Cependant, d’autres textes de l’Évangile invitent le disciple à s’effacer, comme le levain dans la pâte. C’est l’influence par osmose, par la qualité de présence, sous le mode du rayonnement.
« Quand tu veux prier, entre dans ta chambre, ferme la porte et prie ton Père qui est là dans le secret. Et ton Père, qui voit dans le secret, te le rendra. » (Mt 6,6)
Une bonne part de la vie de Jésus a été vécue dans l’enfouissement. Originaire de Bethléem, il a grandi à Nazareth. Des villes somme toute « bien ordinaires » au temps de Jésus.
Les récits de la tentation au désert nous montrent Satan invitant Jésus à prendre le chemin de la popularité, dans le genre : « Fais un ‘big show’… Transforme ces pierres en pains…. Jette-toi du haut du Temple, et tu auras un succès assuré! » C’est la tentation de la conquête par la fascination. Jésus refuse ce style. Né dans l’obscurité, mort dans l’obscurité, ressuscité dans l’obscurité, il n’a voulu se manifester qu’à quelques croyants.

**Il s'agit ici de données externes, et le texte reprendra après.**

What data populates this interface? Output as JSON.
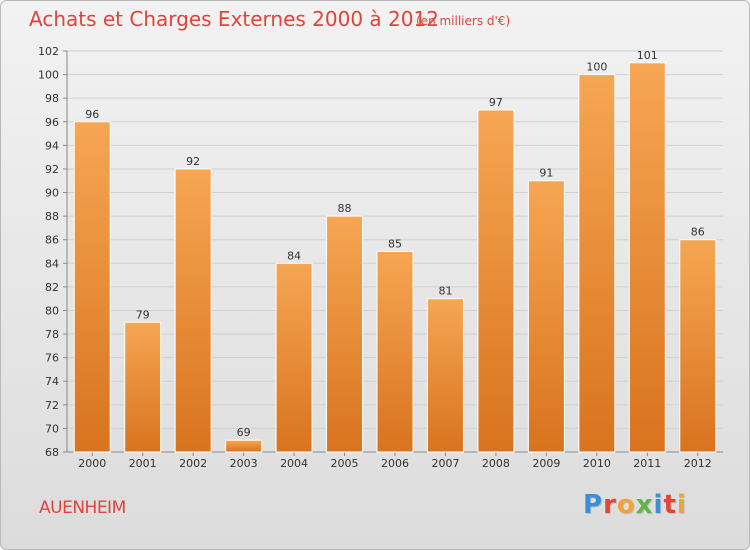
{
  "header": {
    "title": "Achats et Charges Externes 2000 à 2012",
    "subtitle": "(en milliers d'€)"
  },
  "footer": {
    "commune": "AUENHEIM",
    "logo_text": "Proxiti",
    "logo_colors": [
      "#3b8fd8",
      "#e0443c",
      "#f2a23a",
      "#5fb54a",
      "#3b8fd8",
      "#e0443c",
      "#f2a23a"
    ]
  },
  "colors": {
    "bar_top": "#f6a653",
    "bar_bottom": "#d9731e",
    "bar_edge": "#ffffff",
    "title": "#e0443c",
    "grid": "#d0d0d0",
    "axis": "#888888"
  },
  "chart_data": {
    "type": "bar",
    "title": "Achats et Charges Externes 2000 à 2012",
    "subtitle": "(en milliers d'€)",
    "categories": [
      "2000",
      "2001",
      "2002",
      "2003",
      "2004",
      "2005",
      "2006",
      "2007",
      "2008",
      "2009",
      "2010",
      "2011",
      "2012"
    ],
    "values": [
      96,
      79,
      92,
      69,
      84,
      88,
      85,
      81,
      97,
      91,
      100,
      101,
      86
    ],
    "ylim": [
      68,
      102
    ],
    "yticks": [
      68,
      70,
      72,
      74,
      76,
      78,
      80,
      82,
      84,
      86,
      88,
      90,
      92,
      94,
      96,
      98,
      100,
      102
    ],
    "grid": true,
    "data_labels": true
  }
}
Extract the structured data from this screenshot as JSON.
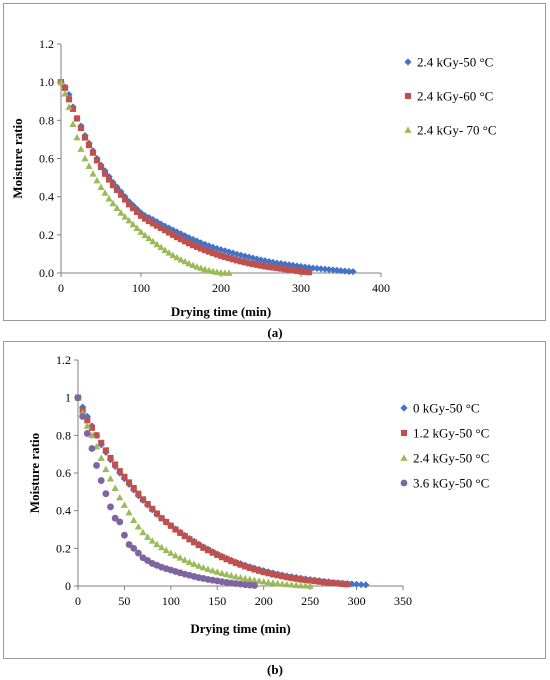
{
  "chart_data": [
    {
      "id": "a",
      "type": "scatter",
      "caption": "(a)",
      "xlabel": "Drying time (min)",
      "ylabel": "Moisture ratio",
      "xlim": [
        0,
        400
      ],
      "ylim": [
        0,
        1.2
      ],
      "xticks": [
        "0",
        "100",
        "200",
        "300",
        "400"
      ],
      "yticks": [
        "0.0",
        "0.2",
        "0.4",
        "0.6",
        "0.8",
        "1.0",
        "1.2"
      ],
      "grid": false,
      "legend_position": "top-right",
      "series": [
        {
          "name": "2.4 kGy-50 °C",
          "marker": "diamond",
          "color": "#4472c4",
          "x": [
            0,
            5,
            10,
            15,
            20,
            25,
            30,
            35,
            40,
            45,
            50,
            55,
            60,
            65,
            70,
            75,
            80,
            85,
            90,
            95,
            100,
            105,
            110,
            115,
            120,
            125,
            130,
            135,
            140,
            145,
            150,
            155,
            160,
            165,
            170,
            175,
            180,
            185,
            190,
            195,
            200,
            205,
            210,
            215,
            220,
            225,
            230,
            235,
            240,
            245,
            250,
            255,
            260,
            265,
            270,
            275,
            280,
            285,
            290,
            295,
            300,
            305,
            310,
            315,
            320,
            325,
            330,
            335,
            340,
            345,
            350,
            355,
            360,
            365
          ],
          "y": [
            1.0,
            0.975,
            0.935,
            0.87,
            0.81,
            0.77,
            0.72,
            0.68,
            0.64,
            0.6,
            0.565,
            0.535,
            0.505,
            0.475,
            0.45,
            0.425,
            0.4,
            0.375,
            0.355,
            0.335,
            0.315,
            0.3,
            0.29,
            0.28,
            0.268,
            0.256,
            0.245,
            0.235,
            0.225,
            0.215,
            0.205,
            0.195,
            0.185,
            0.176,
            0.167,
            0.158,
            0.15,
            0.142,
            0.135,
            0.128,
            0.122,
            0.116,
            0.11,
            0.104,
            0.098,
            0.093,
            0.088,
            0.083,
            0.078,
            0.073,
            0.068,
            0.064,
            0.06,
            0.056,
            0.052,
            0.049,
            0.046,
            0.043,
            0.04,
            0.037,
            0.034,
            0.031,
            0.028,
            0.026,
            0.024,
            0.022,
            0.02,
            0.018,
            0.016,
            0.014,
            0.012,
            0.01,
            0.008,
            0.007
          ]
        },
        {
          "name": "2.4 kGy-60 °C",
          "marker": "square",
          "color": "#c0504d",
          "x": [
            0,
            5,
            10,
            15,
            20,
            25,
            30,
            35,
            40,
            45,
            50,
            55,
            60,
            65,
            70,
            75,
            80,
            85,
            90,
            95,
            100,
            105,
            110,
            115,
            120,
            125,
            130,
            135,
            140,
            145,
            150,
            155,
            160,
            165,
            170,
            175,
            180,
            185,
            190,
            195,
            200,
            205,
            210,
            215,
            220,
            225,
            230,
            235,
            240,
            245,
            250,
            255,
            260,
            265,
            270,
            275,
            280,
            285,
            290,
            295,
            300,
            305,
            310
          ],
          "y": [
            1.0,
            0.97,
            0.91,
            0.86,
            0.81,
            0.76,
            0.71,
            0.67,
            0.63,
            0.59,
            0.555,
            0.52,
            0.49,
            0.46,
            0.435,
            0.41,
            0.385,
            0.36,
            0.34,
            0.32,
            0.3,
            0.285,
            0.272,
            0.26,
            0.248,
            0.236,
            0.224,
            0.212,
            0.2,
            0.188,
            0.177,
            0.166,
            0.156,
            0.146,
            0.137,
            0.128,
            0.12,
            0.112,
            0.104,
            0.097,
            0.09,
            0.084,
            0.078,
            0.072,
            0.066,
            0.061,
            0.056,
            0.051,
            0.047,
            0.043,
            0.039,
            0.035,
            0.032,
            0.029,
            0.026,
            0.023,
            0.02,
            0.017,
            0.014,
            0.011,
            0.008,
            0.006,
            0.004
          ]
        },
        {
          "name": "2.4 kGy- 70 °C",
          "marker": "triangle",
          "color": "#9bbb59",
          "x": [
            0,
            5,
            10,
            15,
            20,
            25,
            30,
            35,
            40,
            45,
            50,
            55,
            60,
            65,
            70,
            75,
            80,
            85,
            90,
            95,
            100,
            105,
            110,
            115,
            120,
            125,
            130,
            135,
            140,
            145,
            150,
            155,
            160,
            165,
            170,
            175,
            180,
            185,
            190,
            195,
            200,
            205,
            210
          ],
          "y": [
            1.0,
            0.94,
            0.87,
            0.78,
            0.71,
            0.65,
            0.6,
            0.56,
            0.52,
            0.485,
            0.45,
            0.42,
            0.39,
            0.365,
            0.34,
            0.315,
            0.295,
            0.275,
            0.255,
            0.235,
            0.215,
            0.198,
            0.182,
            0.166,
            0.15,
            0.135,
            0.12,
            0.106,
            0.093,
            0.081,
            0.07,
            0.06,
            0.05,
            0.041,
            0.033,
            0.026,
            0.02,
            0.014,
            0.009,
            0.005,
            0.002,
            0.001,
            0.0
          ]
        }
      ]
    },
    {
      "id": "b",
      "type": "scatter",
      "caption": "(b)",
      "xlabel": "Drying time (min)",
      "ylabel": "Moisture ratio",
      "xlim": [
        0,
        350
      ],
      "ylim": [
        0,
        1.2
      ],
      "xticks": [
        "0",
        "50",
        "100",
        "150",
        "200",
        "250",
        "300",
        "350"
      ],
      "yticks": [
        "0",
        "0.2",
        "0.4",
        "0.6",
        "0.8",
        "1",
        "1.2"
      ],
      "grid": false,
      "legend_position": "top-right",
      "series": [
        {
          "name": "0 kGy-50 °C",
          "marker": "diamond",
          "color": "#4472c4",
          "x": [
            0,
            5,
            10,
            15,
            20,
            25,
            30,
            35,
            40,
            45,
            50,
            55,
            60,
            65,
            70,
            75,
            80,
            85,
            90,
            95,
            100,
            105,
            110,
            115,
            120,
            125,
            130,
            135,
            140,
            145,
            150,
            155,
            160,
            165,
            170,
            175,
            180,
            185,
            190,
            195,
            200,
            205,
            210,
            215,
            220,
            225,
            230,
            235,
            240,
            245,
            250,
            255,
            260,
            265,
            270,
            275,
            280,
            285,
            290,
            295,
            300,
            305,
            310
          ],
          "y": [
            1.0,
            0.95,
            0.9,
            0.85,
            0.8,
            0.75,
            0.71,
            0.67,
            0.635,
            0.6,
            0.57,
            0.54,
            0.51,
            0.48,
            0.455,
            0.43,
            0.405,
            0.38,
            0.36,
            0.34,
            0.32,
            0.302,
            0.285,
            0.268,
            0.252,
            0.237,
            0.222,
            0.208,
            0.195,
            0.182,
            0.17,
            0.158,
            0.147,
            0.137,
            0.127,
            0.118,
            0.11,
            0.102,
            0.095,
            0.088,
            0.081,
            0.075,
            0.069,
            0.063,
            0.058,
            0.053,
            0.049,
            0.045,
            0.041,
            0.037,
            0.034,
            0.031,
            0.028,
            0.025,
            0.022,
            0.019,
            0.017,
            0.015,
            0.013,
            0.011,
            0.009,
            0.007,
            0.006
          ]
        },
        {
          "name": "1.2 kGy-50 °C",
          "marker": "square",
          "color": "#c0504d",
          "x": [
            0,
            5,
            10,
            15,
            20,
            25,
            30,
            35,
            40,
            45,
            50,
            55,
            60,
            65,
            70,
            75,
            80,
            85,
            90,
            95,
            100,
            105,
            110,
            115,
            120,
            125,
            130,
            135,
            140,
            145,
            150,
            155,
            160,
            165,
            170,
            175,
            180,
            185,
            190,
            195,
            200,
            205,
            210,
            215,
            220,
            225,
            230,
            235,
            240,
            245,
            250,
            255,
            260,
            265,
            270,
            275,
            280,
            285,
            290
          ],
          "y": [
            1.0,
            0.93,
            0.88,
            0.84,
            0.8,
            0.76,
            0.72,
            0.68,
            0.645,
            0.61,
            0.58,
            0.55,
            0.52,
            0.49,
            0.46,
            0.435,
            0.41,
            0.385,
            0.36,
            0.34,
            0.32,
            0.3,
            0.282,
            0.265,
            0.248,
            0.232,
            0.217,
            0.203,
            0.19,
            0.177,
            0.165,
            0.153,
            0.142,
            0.132,
            0.122,
            0.113,
            0.104,
            0.096,
            0.088,
            0.081,
            0.074,
            0.068,
            0.062,
            0.057,
            0.052,
            0.047,
            0.043,
            0.039,
            0.035,
            0.032,
            0.029,
            0.026,
            0.023,
            0.02,
            0.017,
            0.015,
            0.013,
            0.011,
            0.009
          ]
        },
        {
          "name": "2.4 kGy-50 °C",
          "marker": "triangle",
          "color": "#9bbb59",
          "x": [
            0,
            5,
            10,
            15,
            20,
            25,
            30,
            35,
            40,
            45,
            50,
            55,
            60,
            65,
            70,
            75,
            80,
            85,
            90,
            95,
            100,
            105,
            110,
            115,
            120,
            125,
            130,
            135,
            140,
            145,
            150,
            155,
            160,
            165,
            170,
            175,
            180,
            185,
            190,
            195,
            200,
            205,
            210,
            215,
            220,
            225,
            230,
            235,
            240,
            245,
            250
          ],
          "y": [
            1.0,
            0.92,
            0.85,
            0.8,
            0.74,
            0.68,
            0.62,
            0.57,
            0.52,
            0.47,
            0.43,
            0.39,
            0.35,
            0.315,
            0.285,
            0.26,
            0.24,
            0.222,
            0.205,
            0.19,
            0.175,
            0.162,
            0.15,
            0.138,
            0.127,
            0.117,
            0.107,
            0.098,
            0.09,
            0.082,
            0.075,
            0.068,
            0.062,
            0.056,
            0.05,
            0.045,
            0.04,
            0.035,
            0.031,
            0.027,
            0.023,
            0.02,
            0.017,
            0.014,
            0.011,
            0.009,
            0.007,
            0.005,
            0.003,
            0.002,
            0.001
          ]
        },
        {
          "name": "3.6 kGy-50 °C",
          "marker": "circle",
          "color": "#8064a2",
          "x": [
            0,
            5,
            10,
            15,
            20,
            25,
            30,
            35,
            40,
            45,
            50,
            55,
            60,
            65,
            70,
            75,
            80,
            85,
            90,
            95,
            100,
            105,
            110,
            115,
            120,
            125,
            130,
            135,
            140,
            145,
            150,
            155,
            160,
            165,
            170,
            175,
            180,
            185,
            190
          ],
          "y": [
            1.0,
            0.9,
            0.81,
            0.73,
            0.64,
            0.56,
            0.49,
            0.42,
            0.36,
            0.34,
            0.27,
            0.22,
            0.2,
            0.175,
            0.15,
            0.135,
            0.12,
            0.11,
            0.1,
            0.092,
            0.085,
            0.077,
            0.07,
            0.063,
            0.057,
            0.051,
            0.045,
            0.04,
            0.035,
            0.031,
            0.027,
            0.023,
            0.019,
            0.016,
            0.013,
            0.01,
            0.007,
            0.005,
            0.003
          ]
        }
      ]
    }
  ]
}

Toute la vie de Jésus est un appel à la discrétion : le Royaume de Dieu est à l’intérieur, comme une graine qu’on sème. Le Royaume est caché…

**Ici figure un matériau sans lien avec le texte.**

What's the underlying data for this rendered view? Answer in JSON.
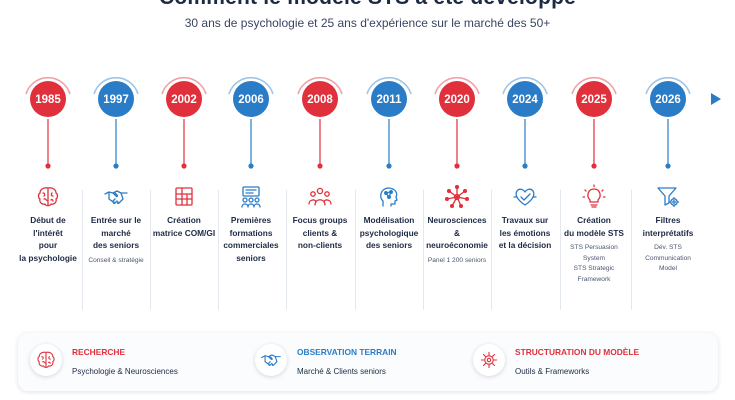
{
  "header": {
    "title": "Comment le modèle STS a été développé",
    "subtitle": "30 ans de psychologie et 25 ans d'expérience sur le marché des 50+"
  },
  "colors": {
    "red": "#e0303b",
    "blue": "#2a7cc7",
    "navy": "#1d2a44",
    "gray": "#4a5570"
  },
  "timeline": [
    {
      "year": "1985",
      "color": "red",
      "icon": "brain-icon",
      "label": [
        "Début de",
        "l'intérêt",
        "pour",
        "la psychologie"
      ],
      "note": []
    },
    {
      "year": "1997",
      "color": "blue",
      "icon": "handshake-icon",
      "label": [
        "Entrée sur le",
        "marché",
        "des seniors"
      ],
      "note": [
        "Conseil & stratégie"
      ]
    },
    {
      "year": "2002",
      "color": "red",
      "icon": "grid-icon",
      "label": [
        "Création",
        "matrice COM/GI"
      ],
      "note": []
    },
    {
      "year": "2006",
      "color": "blue",
      "icon": "training-icon",
      "label": [
        "Premières",
        "formations",
        "commerciales",
        "seniors"
      ],
      "note": []
    },
    {
      "year": "2008",
      "color": "red",
      "icon": "group-icon",
      "label": [
        "Focus groups",
        "clients &",
        "non-clients"
      ],
      "note": []
    },
    {
      "year": "2011",
      "color": "blue",
      "icon": "network-head-icon",
      "label": [
        "Modélisation",
        "psychologique",
        "des seniors"
      ],
      "note": []
    },
    {
      "year": "2020",
      "color": "red",
      "icon": "neural-icon",
      "label": [
        "Neurosciences",
        "& neuroéconomie"
      ],
      "note": [
        "Panel 1 200 seniors"
      ]
    },
    {
      "year": "2024",
      "color": "blue",
      "icon": "heart-check-icon",
      "label": [
        "Travaux sur",
        "les émotions",
        "et la décision"
      ],
      "note": []
    },
    {
      "year": "2025",
      "color": "red",
      "icon": "lightbulb-icon",
      "label": [
        "Création",
        "du modèle STS"
      ],
      "note": [
        "STS Persuasion",
        "System",
        "STS Strategic",
        "Framework"
      ]
    },
    {
      "year": "2026",
      "color": "blue",
      "icon": "filter-gear-icon",
      "label": [
        "Filtres",
        "interprétatifs"
      ],
      "note": [
        "Dév. STS",
        "Communication",
        "Model"
      ]
    }
  ],
  "summary": [
    {
      "icon": "brain-icon",
      "heading": "RECHERCHE",
      "text": "Psychologie & Neurosciences",
      "color": "red"
    },
    {
      "icon": "handshake-icon",
      "heading": "OBSERVATION TERRAIN",
      "text": "Marché & Clients seniors",
      "color": "blue"
    },
    {
      "icon": "gear-icon",
      "heading": "STRUCTURATION DU MODÈLE",
      "text": "Outils & Frameworks",
      "color": "red"
    }
  ]
}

Nous sommes donc en présence de deux images contrastées du Royaume dans l’Évangile, et comme en écho à cette réalité, à deux images contrastées de l’Église : visibilité/affirmation versus invisibilité/enfouissement.

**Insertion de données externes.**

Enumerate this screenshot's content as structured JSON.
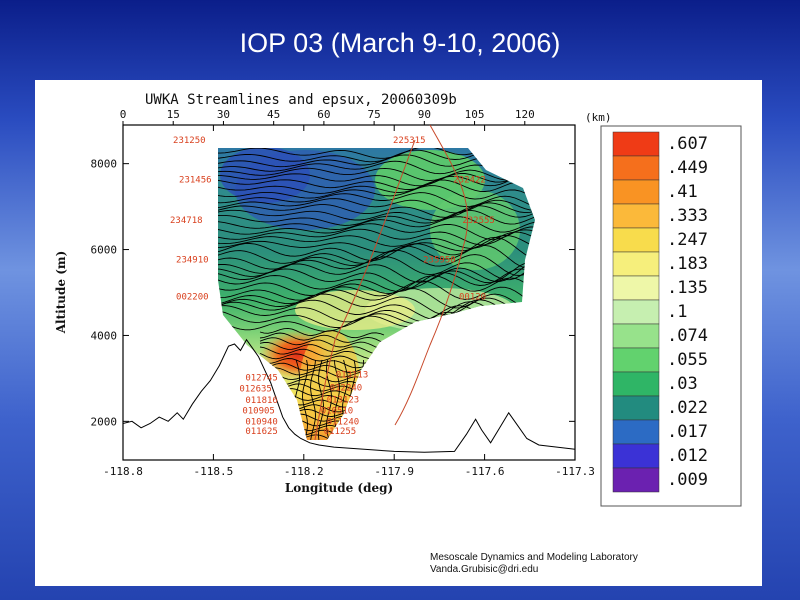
{
  "slide": {
    "title": "IOP 03 (March 9-10, 2006)"
  },
  "credit": {
    "line1": "Mesoscale Dynamics and Modeling Laboratory",
    "line2": "Vanda.Grubisic@dri.edu"
  },
  "chart_data": {
    "type": "contour",
    "title": "UWKA Streamlines and epsux, 20060309b",
    "xlabel": "Longitude (deg)",
    "ylabel": "Altitude (m)",
    "top_axis_unit": "(km)",
    "xlim": [
      -118.8,
      -117.3
    ],
    "ylim": [
      1100,
      8900
    ],
    "x_ticks": [
      {
        "value": -118.8,
        "label": "-118.8"
      },
      {
        "value": -118.5,
        "label": "-118.5"
      },
      {
        "value": -118.2,
        "label": "-118.2"
      },
      {
        "value": -117.9,
        "label": "-117.9"
      },
      {
        "value": -117.6,
        "label": "-117.6"
      },
      {
        "value": -117.3,
        "label": "-117.3"
      }
    ],
    "top_ticks": [
      {
        "value": 0,
        "label": "0"
      },
      {
        "value": 15,
        "label": "15"
      },
      {
        "value": 30,
        "label": "30"
      },
      {
        "value": 45,
        "label": "45"
      },
      {
        "value": 60,
        "label": "60"
      },
      {
        "value": 75,
        "label": "75"
      },
      {
        "value": 90,
        "label": "90"
      },
      {
        "value": 105,
        "label": "105"
      },
      {
        "value": 120,
        "label": "120"
      }
    ],
    "y_ticks": [
      {
        "value": 2000,
        "label": "2000"
      },
      {
        "value": 4000,
        "label": "4000"
      },
      {
        "value": 6000,
        "label": "6000"
      },
      {
        "value": 8000,
        "label": "8000"
      }
    ],
    "colorbar": [
      {
        "label": ".607",
        "color": "#ef3b16"
      },
      {
        "label": ".449",
        "color": "#f56f1c"
      },
      {
        "label": ".41",
        "color": "#f99323"
      },
      {
        "label": ".333",
        "color": "#fbb93a"
      },
      {
        "label": ".247",
        "color": "#f8dc4c"
      },
      {
        "label": ".183",
        "color": "#f6ef7c"
      },
      {
        "label": ".135",
        "color": "#eef7a8"
      },
      {
        "label": ".1",
        "color": "#c6efb0"
      },
      {
        "label": ".074",
        "color": "#97e28b"
      },
      {
        "label": ".055",
        "color": "#62d26e"
      },
      {
        "label": ".03",
        "color": "#2fb566"
      },
      {
        "label": ".022",
        "color": "#228b7f"
      },
      {
        "label": ".017",
        "color": "#2c6bc4"
      },
      {
        "label": ".012",
        "color": "#3b32d6"
      },
      {
        "label": ".009",
        "color": "#6b21b0"
      }
    ],
    "terrain": [
      [
        -118.8,
        1950
      ],
      [
        -118.77,
        2000
      ],
      [
        -118.74,
        1850
      ],
      [
        -118.71,
        1950
      ],
      [
        -118.68,
        2100
      ],
      [
        -118.65,
        2000
      ],
      [
        -118.62,
        2200
      ],
      [
        -118.6,
        2050
      ],
      [
        -118.57,
        2400
      ],
      [
        -118.54,
        2700
      ],
      [
        -118.51,
        2950
      ],
      [
        -118.48,
        3300
      ],
      [
        -118.45,
        3750
      ],
      [
        -118.43,
        3800
      ],
      [
        -118.41,
        3650
      ],
      [
        -118.39,
        3900
      ],
      [
        -118.37,
        3700
      ],
      [
        -118.35,
        3500
      ],
      [
        -118.33,
        3200
      ],
      [
        -118.31,
        2900
      ],
      [
        -118.29,
        2500
      ],
      [
        -118.27,
        2100
      ],
      [
        -118.25,
        1850
      ],
      [
        -118.23,
        1700
      ],
      [
        -118.21,
        1600
      ],
      [
        -118.18,
        1500
      ],
      [
        -118.15,
        1450
      ],
      [
        -118.1,
        1400
      ],
      [
        -118.0,
        1350
      ],
      [
        -117.9,
        1300
      ],
      [
        -117.8,
        1280
      ],
      [
        -117.7,
        1300
      ],
      [
        -117.66,
        1700
      ],
      [
        -117.63,
        2050
      ],
      [
        -117.61,
        1800
      ],
      [
        -117.58,
        1500
      ],
      [
        -117.55,
        1850
      ],
      [
        -117.52,
        2200
      ],
      [
        -117.49,
        1900
      ],
      [
        -117.46,
        1600
      ],
      [
        -117.42,
        1450
      ],
      [
        -117.36,
        1400
      ],
      [
        -117.3,
        1350
      ]
    ],
    "flight_labels": [
      {
        "text": "231250",
        "lon": -118.58,
        "alt": 8480
      },
      {
        "text": "231456",
        "lon": -118.56,
        "alt": 7560
      },
      {
        "text": "234718",
        "lon": -118.59,
        "alt": 6620
      },
      {
        "text": "234910",
        "lon": -118.57,
        "alt": 5700
      },
      {
        "text": "002200",
        "lon": -118.57,
        "alt": 4840
      },
      {
        "text": "225315",
        "lon": -117.85,
        "alt": 8480
      },
      {
        "text": "232422",
        "lon": -117.65,
        "alt": 7560
      },
      {
        "text": "232555",
        "lon": -117.62,
        "alt": 6620
      },
      {
        "text": "235950",
        "lon": -117.75,
        "alt": 5700
      },
      {
        "text": "00120",
        "lon": -117.64,
        "alt": 4840
      },
      {
        "text": "012745",
        "lon": -118.34,
        "alt": 2950
      },
      {
        "text": "012635",
        "lon": -118.36,
        "alt": 2700
      },
      {
        "text": "011816",
        "lon": -118.34,
        "alt": 2430
      },
      {
        "text": "010905",
        "lon": -118.35,
        "alt": 2180
      },
      {
        "text": "010940",
        "lon": -118.34,
        "alt": 1930
      },
      {
        "text": "011625",
        "lon": -118.34,
        "alt": 1700
      },
      {
        "text": "013113",
        "lon": -118.04,
        "alt": 3020
      },
      {
        "text": "012240",
        "lon": -118.06,
        "alt": 2720
      },
      {
        "text": "013123",
        "lon": -118.07,
        "alt": 2440
      },
      {
        "text": "010510",
        "lon": -118.09,
        "alt": 2180
      },
      {
        "text": "011240",
        "lon": -118.07,
        "alt": 1930
      },
      {
        "text": "011255",
        "lon": -118.08,
        "alt": 1700
      }
    ]
  }
}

Considérons deux images emblématiques.
Jadis, en France comme au Québec, les villages étaient composés de petites maisons dominées par le clocher de l’église, symbole de la « Mère Église » qui, par le biais du curé, protégeait et guidait un peuple simple et analphabète, de manière paternelle ou paternaliste.
Aujourd’hui, les temps ont bien changé! Prenez par exemple, la « St Patrick’s Cathedral » de New York. Toute imposante qu’elle soit, cette cathédrale se trouve comme écrasée par les immenses gratte-ciels qui l’encerclent et la surplombent. C’est l’image de notre époque qui a mis l’Église en « dixième place ». Le monde de l’économie et des finances oblige l’Église à s’effacer et à se faire toute petite.
L'image du village et celle de St Patrick’s Cathedral… représentent deux styles d’Église. Lequel est le bon? Je ne saurais le dire.
Le style adopté par l’Église d’Afrique du Nord est celui de l’enfouissement. Les petites chapelles ont pris la place des grandes institutions et des grandes églises. Le vêtement religieux a été supprimé pour permettre aux consacrés de se fondre dans la foule anonyme. Ils ne veulent d’autre signe que la charité… et à l’occasion une petite croix. Dans bien des cas, la charité a même tendance à remplacer le culte.
En réaction à cette tendance, un nouvel évêque de cette région, d’origine orientale, décide qu’il est grand temps que l’Église brille de tous ses feux et retrouve une visibilité. Il rénove sa cathédrale et reprend en main une quinzaine d’écoles catholiques confiées par son prédécesseur à des musulmans.
Fragilité ou puissance? Discrétion ou visibilité? La réponse n’est pas évidente… Qu’est-ce qui est le plus évangélique? En Orient, face à un islam omniprésent, conquérant, écrasant, l’Église a besoin de s’affirmer et de chercher une visibilité qui frappe les regards. C’est là une des caractéristiques de nos Églises orientales.
Il existe donc un genre de tension entre visibilité et enfouissement. Je ne vais faire le plaidoyer ni de l’une ni de l’autre ?
Dans les trois premiers siècles de son existence, l’Église des catacombes a vécu l’enfouissement. Plus elle était écrasée et plus elle devenait forte. La persécution était pour elle une occasion de grandir, de s’affermir, de retrouver un nouveau dynamisme.
En devenant religion officielle avec l’empereur Constantin, l’Église a eu tendance à rechercher le pouvoir et son témoignage fut souvent loin d’être exemplaire. La naissance des ordres mendiants fut une réaction à cette déchéance de l’Église.
L’Église d’aujourd’hui est à repenser. Il importe de lui donner un nouveau visage. C’est un défi qui nous est lancé à tous.